- Directed by: Erricos Andreou
- Written by: Erricos Andreou
- Produced by: Klearhos Konitsiotis
- Starring: Barbara Bouchet Günther Stoll Robert Behling
- Music by: Giorgos Hatzinasios
- Release date: January 19, 1976;
- Running time: 93 minutes
- Country: Greece
- Language: Greek

= The Hook (1976 film) =

The Hook (also known as To Agistri) is 1976 giallo film directed by Erricos Andreou and starring Barbara Bouchet.

==Plot==
Kostas is a powerful tycoon with a beautiful wife, who is cheating on him with a young playboy.
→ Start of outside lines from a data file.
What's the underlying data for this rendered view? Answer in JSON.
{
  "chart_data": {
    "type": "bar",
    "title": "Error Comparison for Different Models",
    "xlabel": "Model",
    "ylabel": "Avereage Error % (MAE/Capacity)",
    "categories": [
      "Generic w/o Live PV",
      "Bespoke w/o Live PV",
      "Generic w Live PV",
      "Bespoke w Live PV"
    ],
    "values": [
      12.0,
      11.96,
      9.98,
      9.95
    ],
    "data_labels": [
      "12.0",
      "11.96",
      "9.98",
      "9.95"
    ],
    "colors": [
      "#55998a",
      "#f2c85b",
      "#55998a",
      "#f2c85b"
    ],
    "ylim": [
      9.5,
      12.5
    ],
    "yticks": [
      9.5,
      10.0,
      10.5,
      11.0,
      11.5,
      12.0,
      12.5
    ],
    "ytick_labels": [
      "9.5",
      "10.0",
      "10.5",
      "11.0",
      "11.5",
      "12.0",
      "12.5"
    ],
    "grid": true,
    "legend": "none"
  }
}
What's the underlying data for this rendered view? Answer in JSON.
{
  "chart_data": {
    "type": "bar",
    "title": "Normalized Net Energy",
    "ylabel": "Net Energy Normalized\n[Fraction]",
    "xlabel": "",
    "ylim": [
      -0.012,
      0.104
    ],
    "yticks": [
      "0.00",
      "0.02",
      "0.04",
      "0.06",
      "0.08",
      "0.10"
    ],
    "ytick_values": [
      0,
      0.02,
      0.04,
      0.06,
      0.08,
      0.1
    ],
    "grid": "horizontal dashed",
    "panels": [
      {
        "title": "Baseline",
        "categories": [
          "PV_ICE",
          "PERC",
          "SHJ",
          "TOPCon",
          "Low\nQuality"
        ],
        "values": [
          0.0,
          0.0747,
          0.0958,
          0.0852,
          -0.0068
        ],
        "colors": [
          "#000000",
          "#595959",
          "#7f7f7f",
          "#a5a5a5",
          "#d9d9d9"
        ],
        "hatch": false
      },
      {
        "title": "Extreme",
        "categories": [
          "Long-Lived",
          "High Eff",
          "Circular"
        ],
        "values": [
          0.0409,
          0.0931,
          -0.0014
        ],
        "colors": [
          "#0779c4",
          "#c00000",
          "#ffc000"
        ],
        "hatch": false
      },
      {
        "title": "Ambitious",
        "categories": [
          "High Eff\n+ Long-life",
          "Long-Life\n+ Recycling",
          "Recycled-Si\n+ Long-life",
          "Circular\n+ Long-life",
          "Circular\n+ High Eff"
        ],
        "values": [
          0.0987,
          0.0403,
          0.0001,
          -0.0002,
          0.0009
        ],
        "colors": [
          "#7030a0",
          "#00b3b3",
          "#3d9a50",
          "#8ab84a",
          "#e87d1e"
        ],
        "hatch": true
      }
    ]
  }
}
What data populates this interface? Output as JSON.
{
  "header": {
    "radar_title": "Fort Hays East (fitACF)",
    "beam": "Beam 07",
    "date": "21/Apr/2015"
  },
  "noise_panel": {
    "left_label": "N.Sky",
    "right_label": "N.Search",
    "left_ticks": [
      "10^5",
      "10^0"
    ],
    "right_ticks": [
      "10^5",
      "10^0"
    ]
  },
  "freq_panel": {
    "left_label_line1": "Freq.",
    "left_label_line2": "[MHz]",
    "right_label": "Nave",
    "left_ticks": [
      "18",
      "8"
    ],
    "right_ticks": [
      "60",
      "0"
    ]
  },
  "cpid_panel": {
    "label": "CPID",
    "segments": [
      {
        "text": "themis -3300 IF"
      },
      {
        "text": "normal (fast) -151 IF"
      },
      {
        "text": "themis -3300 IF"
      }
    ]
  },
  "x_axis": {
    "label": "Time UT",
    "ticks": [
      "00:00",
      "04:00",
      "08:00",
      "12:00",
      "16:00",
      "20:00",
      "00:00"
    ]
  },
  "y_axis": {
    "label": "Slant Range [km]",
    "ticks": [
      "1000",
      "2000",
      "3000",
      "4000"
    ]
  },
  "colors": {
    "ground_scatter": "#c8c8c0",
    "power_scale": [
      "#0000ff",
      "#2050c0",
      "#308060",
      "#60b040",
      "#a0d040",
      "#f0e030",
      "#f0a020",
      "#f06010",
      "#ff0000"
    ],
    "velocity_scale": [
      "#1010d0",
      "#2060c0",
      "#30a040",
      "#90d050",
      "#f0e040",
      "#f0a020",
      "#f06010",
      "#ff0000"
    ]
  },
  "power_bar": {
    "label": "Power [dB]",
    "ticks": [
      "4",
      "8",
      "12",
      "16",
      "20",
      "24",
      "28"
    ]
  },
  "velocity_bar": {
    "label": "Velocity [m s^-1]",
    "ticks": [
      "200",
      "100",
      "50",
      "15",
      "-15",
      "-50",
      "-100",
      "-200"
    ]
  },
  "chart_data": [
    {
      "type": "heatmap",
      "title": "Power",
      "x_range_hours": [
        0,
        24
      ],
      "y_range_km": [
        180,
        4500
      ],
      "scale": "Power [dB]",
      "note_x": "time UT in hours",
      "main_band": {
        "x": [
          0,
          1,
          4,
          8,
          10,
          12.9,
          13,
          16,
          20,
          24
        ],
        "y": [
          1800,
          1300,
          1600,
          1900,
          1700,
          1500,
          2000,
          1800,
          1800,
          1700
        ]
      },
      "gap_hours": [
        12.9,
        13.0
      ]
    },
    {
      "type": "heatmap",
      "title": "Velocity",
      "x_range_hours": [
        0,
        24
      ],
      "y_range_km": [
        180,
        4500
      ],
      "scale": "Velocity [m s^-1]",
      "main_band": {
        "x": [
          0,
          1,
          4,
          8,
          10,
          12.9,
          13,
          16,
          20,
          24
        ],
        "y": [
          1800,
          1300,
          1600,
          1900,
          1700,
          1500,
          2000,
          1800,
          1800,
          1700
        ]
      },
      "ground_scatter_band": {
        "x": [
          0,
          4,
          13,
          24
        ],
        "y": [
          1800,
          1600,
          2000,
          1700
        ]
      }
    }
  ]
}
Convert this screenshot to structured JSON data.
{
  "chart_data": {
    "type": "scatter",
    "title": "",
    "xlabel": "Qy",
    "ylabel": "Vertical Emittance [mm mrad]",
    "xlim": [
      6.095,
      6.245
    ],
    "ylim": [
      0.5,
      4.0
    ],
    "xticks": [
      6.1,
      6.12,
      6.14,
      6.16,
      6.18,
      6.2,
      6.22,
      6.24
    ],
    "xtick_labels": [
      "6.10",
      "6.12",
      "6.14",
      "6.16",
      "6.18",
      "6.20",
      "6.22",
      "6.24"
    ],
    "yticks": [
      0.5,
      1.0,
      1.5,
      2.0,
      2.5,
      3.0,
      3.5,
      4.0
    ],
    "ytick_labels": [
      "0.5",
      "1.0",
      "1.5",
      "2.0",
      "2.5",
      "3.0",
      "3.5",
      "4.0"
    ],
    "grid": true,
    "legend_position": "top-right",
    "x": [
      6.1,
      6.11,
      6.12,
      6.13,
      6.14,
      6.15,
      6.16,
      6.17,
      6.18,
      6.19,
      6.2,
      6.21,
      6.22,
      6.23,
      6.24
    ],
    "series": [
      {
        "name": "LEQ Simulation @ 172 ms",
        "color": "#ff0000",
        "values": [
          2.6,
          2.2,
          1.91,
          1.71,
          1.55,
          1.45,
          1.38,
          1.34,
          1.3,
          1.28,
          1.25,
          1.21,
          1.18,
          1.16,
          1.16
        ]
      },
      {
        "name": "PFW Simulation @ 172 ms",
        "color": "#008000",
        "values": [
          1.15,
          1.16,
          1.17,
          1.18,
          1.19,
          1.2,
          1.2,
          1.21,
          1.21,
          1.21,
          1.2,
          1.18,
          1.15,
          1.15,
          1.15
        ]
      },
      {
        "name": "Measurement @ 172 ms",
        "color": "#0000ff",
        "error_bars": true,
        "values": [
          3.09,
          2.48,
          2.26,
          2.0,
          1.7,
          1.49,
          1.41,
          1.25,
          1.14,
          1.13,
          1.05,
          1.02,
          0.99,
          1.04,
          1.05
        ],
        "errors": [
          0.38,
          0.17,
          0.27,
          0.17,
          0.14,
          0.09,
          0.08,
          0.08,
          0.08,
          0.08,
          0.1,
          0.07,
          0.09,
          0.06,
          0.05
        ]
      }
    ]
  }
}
Unbeknownst to Kostas, the two lovers plan on killing him.

==Cast==
- Barbara Bouchet as Iro Maras
- Günther Stoll as Kostas Maras
- Robert Behling as Nick Vitalis
- Sofia Roubou as Nelly
- Giorgos Kyritsis as Inspector Alexiou
- Dinos Karidis as Lieutenant Platis
- Giorgos Vakouletos as Giorgos
- Jessica Dublin as Blonde Lady Friend Of Kostas

==Reception==
One reviewer said, "The film has cult status among many giallos lovers, but its characters are flat and its story is inconsistent in its surprising twist, invalidating as implausible the police investigation in pursuit of arbitrary impact."